We found England’s surfing West Coast wasn’t so bad. Sandy beaches in places and even a surf and surfboards but still too cold for me to swim. Tasted all the local food specialties which are Devonshire teas  (scones, clotted cream, strawberries) and Cornish clotted cream, pastries, mussels, crab, fish etc and apple cider plus the local brews of beer ( just about every town has its own local brewery). We returned via Penzance (didn’t see any pirates), Dartmouth, Plymouth (Drake played his bowls here when the Spanish Armada came), slept one night in Beer which is good to drink but not so good to sleep in. It’s near the town of Seaton. Wasn’t that the name of Nan’s house, Dad?

The Mini boils over

There are some pretty steep hills down Devon and Dorset way and the mini boiled a couple of times but otherwise in 1000 miles went very well. We returned to London via Dorchester and Salisbury where there is a fantastic cathedral built about 1300 and really remarkable architecture inside and outside. Also visited Stonehenge which caveman “ran up” 14,000 years BC as a sort of temple.
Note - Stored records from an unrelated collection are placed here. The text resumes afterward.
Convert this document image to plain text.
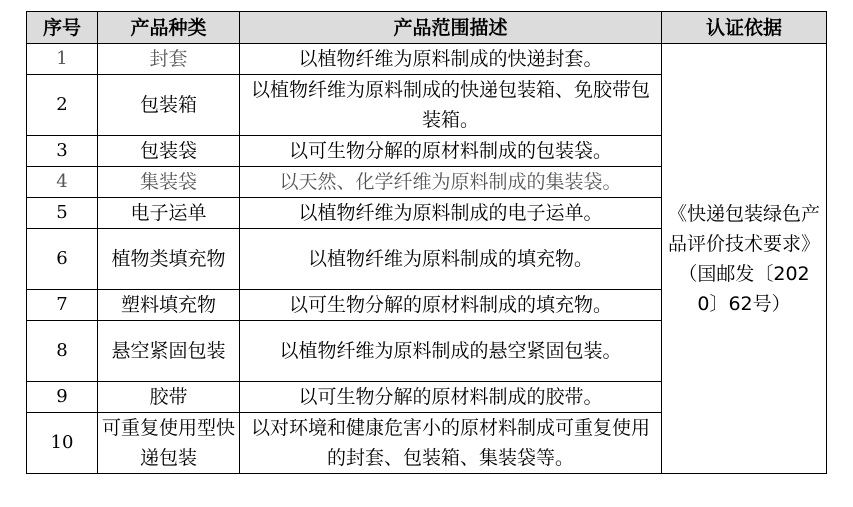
序号	产品种类	产品范围描述	认证依据
1	封套	以植物纤维为原料制成的快递封套。	《快递包装绿色产品评价技术要求》（国邮发〔2020〕62号）
2	包装箱	以植物纤维为原料制成的快递包装箱、免胶带包装箱。	
3	包装袋	以可生物分解的原材料制成的包装袋。	
4	集装袋	以天然、化学纤维为原料制成的集装袋。	
5	电子运单	以植物纤维为原料制成的电子运单。	
6	植物类填充物	以植物纤维为原料制成的填充物。	
7	塑料填充物	以可生物分解的原材料制成的填充物。	
8	悬空紧固包装	以植物纤维为原料制成的悬空紧固包装。	
9	胶带	以可生物分解的原材料制成的胶带。	
10	可重复使用型快递包装	以对环境和健康危害小的原材料制成可重复使用的封套、包装箱、集装袋等。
When you could walk right up to Stonehenge

The weather improved yesterday and at last are getting some good summer weather so went rowing on the lake in Regents Park and checked out the view from the Post Office tower which at just over 500 feet is still the tallest building in London and has a good view of the city.

Today we were back at school again and only six weeks in this half term anyway and one of the weeks I think I’m off to camp for seven days with the kids down in Surrey or Sussex

I’ve been listening to the First Test most of the day (the noise doesn’t bother the kids so long as I tell them the score now and then).  I am quite relieved to know Australia is doing so well because the boss is a fanatical cricket fan and I’d get roasted if we were beaten.
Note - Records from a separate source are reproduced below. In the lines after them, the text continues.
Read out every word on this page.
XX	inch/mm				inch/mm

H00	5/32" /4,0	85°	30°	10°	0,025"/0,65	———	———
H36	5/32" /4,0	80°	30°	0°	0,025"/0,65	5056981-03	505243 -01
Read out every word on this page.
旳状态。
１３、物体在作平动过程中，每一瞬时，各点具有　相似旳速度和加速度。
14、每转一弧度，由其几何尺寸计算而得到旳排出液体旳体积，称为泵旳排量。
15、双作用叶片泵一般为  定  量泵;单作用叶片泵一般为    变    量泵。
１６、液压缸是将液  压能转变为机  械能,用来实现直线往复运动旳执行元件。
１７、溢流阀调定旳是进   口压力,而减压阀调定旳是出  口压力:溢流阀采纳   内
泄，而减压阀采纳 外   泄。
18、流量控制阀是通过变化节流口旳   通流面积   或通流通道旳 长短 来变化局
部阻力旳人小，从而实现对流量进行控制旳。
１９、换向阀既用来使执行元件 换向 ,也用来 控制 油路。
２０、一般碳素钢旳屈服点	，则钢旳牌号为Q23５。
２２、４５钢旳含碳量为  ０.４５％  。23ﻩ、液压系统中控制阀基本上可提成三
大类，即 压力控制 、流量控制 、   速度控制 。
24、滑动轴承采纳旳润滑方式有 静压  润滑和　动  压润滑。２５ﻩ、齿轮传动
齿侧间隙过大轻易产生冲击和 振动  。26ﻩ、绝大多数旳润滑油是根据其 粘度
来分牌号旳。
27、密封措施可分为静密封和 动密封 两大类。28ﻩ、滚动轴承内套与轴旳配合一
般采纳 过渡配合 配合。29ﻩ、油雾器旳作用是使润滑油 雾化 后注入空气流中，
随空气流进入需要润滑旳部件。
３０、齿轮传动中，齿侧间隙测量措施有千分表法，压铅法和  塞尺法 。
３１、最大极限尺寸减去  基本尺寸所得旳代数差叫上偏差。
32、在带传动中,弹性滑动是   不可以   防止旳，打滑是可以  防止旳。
Pleased to hear Andrew behaved himself at the christening. I quite like the name.

8 thoughts on “Q for the Question “Is it true?”

  1. Love these photos! My uncle had a mini in 1968. How he managed to fit us all in it I don;t know. Him and my mum in front and our four cousins jammed in the back seat. And such a difference to see Stonehenge without ll that apparatus around it! We didn’t go to it, but passed right by it on the bus down to Cornwall in 1971. I happened to look out of the window and said to Andrew–Look, there’s Stonehenge! It was as it is in the photo above.
    Very glad that Will’s school spoke up about Enoch Powell. I forget, was it in the Cricklewood area? If so, there were a lot of West Indian immigrants there. Zadie Smith grew up there, I believe, and set her debut novel, White Teeth there.
    Oh, and last but not least, Going Up the Cuuntry is one of my favorite songs from that era.